La malédiction de la réforme des valeurs locatives

Tout avait bien commencé cette fois. On allait procéder par expérimentation à partir de cinq départements tests et en réformant uniquement les valeurs locatives pour les bâtiments commerciaux. Hélas, le rapport adressé il y a quelques jours au Parlement par la DGFiP (Direction générale des finances publiques) montre que le dossier est explosif. Les transferts de charges seraient très brutaux entre les contribuables et Bercy recommande de revoir les mécanismes d’application de la réforme qui doit pourtant entrer en application en 2014 partout en France. La révision des valeurs locatives cadastrales des locaux professionnels à partir desquelles sont calculés les impôts locaux, inchangées depuis près de 40 ans, est un impératif mais les transferts qu’elle implique vont provoquer la révolte des contribuables. Et pourtant, la base de calcul de la fiscalité locale est complètement fictive et constitue une injustice grave et un facteur d’iniquité à l’heure où les impôts locaux pèsent de plus en plus lourds, parfois plus lourd que l’impôt direct national.
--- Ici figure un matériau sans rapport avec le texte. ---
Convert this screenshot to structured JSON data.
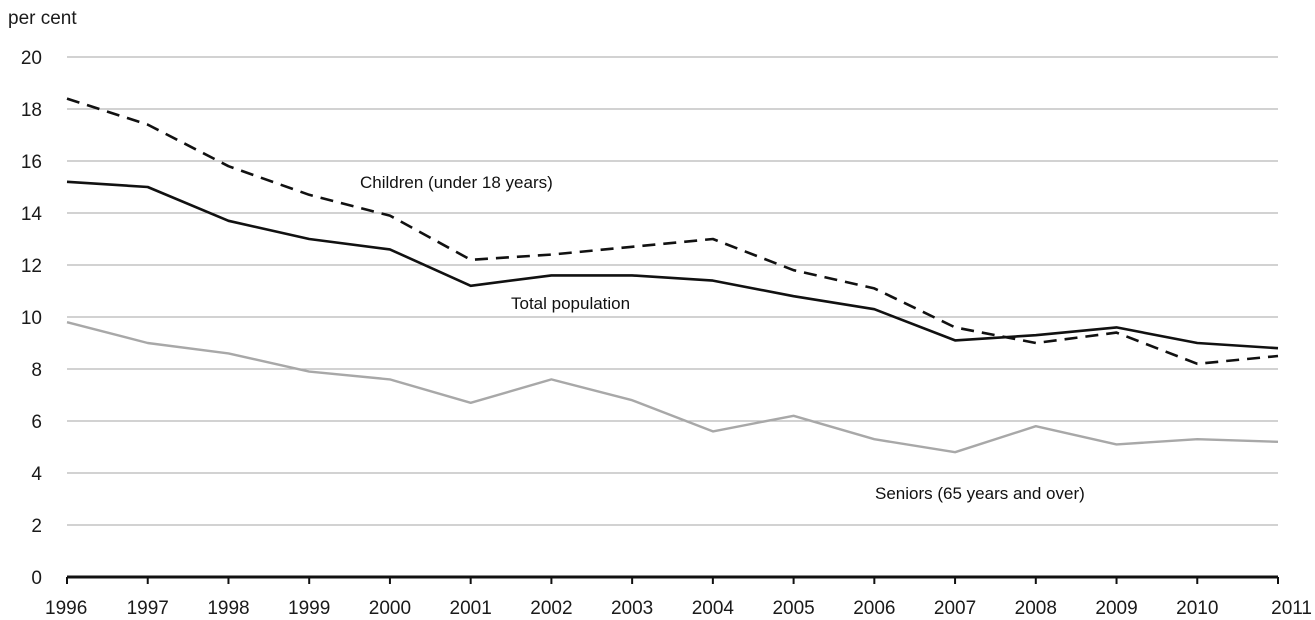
{
  "chart_data": {
    "type": "line",
    "ylabel": "per cent",
    "ylim": [
      0,
      20
    ],
    "yticks": [
      0,
      2,
      4,
      6,
      8,
      10,
      12,
      14,
      16,
      18,
      20
    ],
    "grid": true,
    "legend": "none (series labelled directly on plot)",
    "categories": [
      "1996",
      "1997",
      "1998",
      "1999",
      "2000",
      "2001",
      "2002",
      "2003",
      "2004",
      "2005",
      "2006",
      "2007",
      "2008",
      "2009",
      "2010",
      "2011"
    ],
    "series": [
      {
        "name": "Children (under 18 years)",
        "style": "dashed",
        "color": "#111111",
        "values": [
          18.4,
          17.4,
          15.8,
          14.7,
          13.9,
          12.2,
          12.4,
          12.7,
          13.0,
          11.8,
          11.1,
          9.6,
          9.0,
          9.4,
          8.2,
          8.5
        ]
      },
      {
        "name": "Total population",
        "style": "solid",
        "color": "#111111",
        "values": [
          15.2,
          15.0,
          13.7,
          13.0,
          12.6,
          11.2,
          11.6,
          11.6,
          11.4,
          10.8,
          10.3,
          9.1,
          9.3,
          9.6,
          9.0,
          8.8
        ]
      },
      {
        "name": "Seniors (65 years and over)",
        "style": "solid",
        "color": "#a8a8a8",
        "values": [
          9.8,
          9.0,
          8.6,
          7.9,
          7.6,
          6.7,
          7.6,
          6.8,
          5.6,
          6.2,
          5.3,
          4.8,
          5.8,
          5.1,
          5.3,
          5.2
        ]
      }
    ]
  }
}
La réforme doit être accomplie à produit constant pour les collectivités territoriales bénéficiaires. Mais quand on actualise les bases, certaines catégories de locaux enregistrent des hausses vertigineuses : pour les bureaux, c’est 67 % d’augmentation dans le Pas-de-Calais. Pour les centres médico sociaux et centres de soins, c’est 138 %  dans le Bas-Rhin et le Pas-de-Calais. Les futurs impôts locaux de boutiques et magasins de plusieurs départements tests augmentent, avec la révision, dans des proportions comprises entre 31 et 36%. 94 % des locaux professionnels verraient leur impôt augmenter. Inversement, l’industrie apparaît comme grande bénéficiaire de l’actualisation. Au final, il y a fort à parier  que les bénéficiaires resteront muets et qu’on entendra seulement les perdants de la réforme.
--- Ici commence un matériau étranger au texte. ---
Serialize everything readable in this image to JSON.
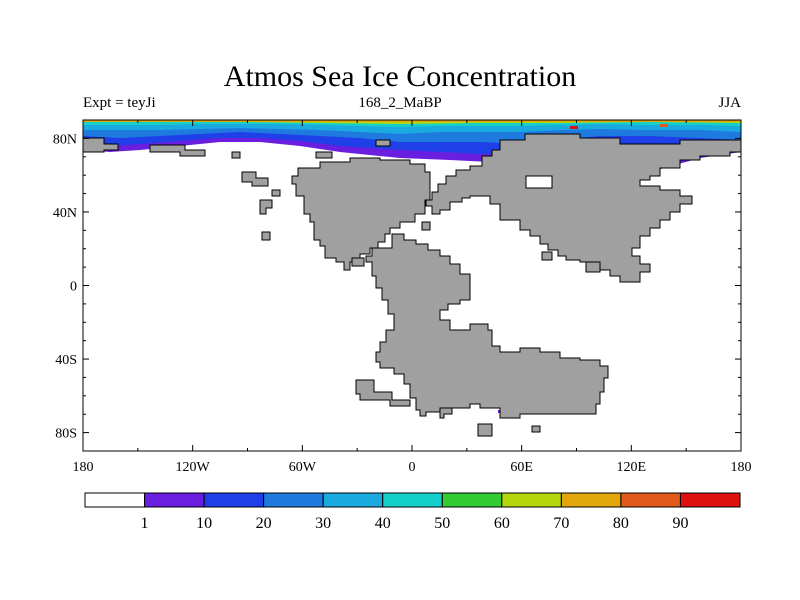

Les services de la DGFiP ont accompli un énorme travail dans les départements tests pour établir des grilles tarifaires prévoyant, pour chaque secteur, un tarif au m2 appliqué à 22 catégories de locaux. Techniquement, la réforme tient la route mais politiquement, elle est inapplicable en l’état. La commission des finances du Sénat s’est emparée du rapport et vient de charger deux sénateurs, Pierre Jarlier (UC, Cantal) et François Marc (PS, Ille-et-Vilaine) pour une mission de déminage. Bon courage à eux. La précédente tentative de réforme a déjà échoué. Je me rappelle avoir interviewé à l’automne 1993, un courageux ministre du Budget qui m’avait répondu : « la réforme des bases se fera dès cette année. » Il s’appelait Nicolas Sarkozy. La majorité parlementaire d’alors, échaudée par la réforme de la tax poll, l’impôt local qui avait causé quelque temps auparavant la chute de l’inaltérable Margaret Thatcher, avait prudemment refermé le dossier. Jean-Pierre Fourcade, alors président du Comité des finances locales, avait bien proposé une mise en œuvre progressive, 18 ans plus tard la réforme reste à faire. Certains spécialistes la jugent tellement irréalisable qu’ils proposent de remettre à plat toute la fiscalité locale et de la remplacer par une part de fiscalité nationale. Ce n’est pas forcément plus facile. L’adage selon lequel un bon impôt est un vieil impôt risque de prospérer encore longtemps, et tant pis s’il s’agit d’un impôt de plus en plus injuste.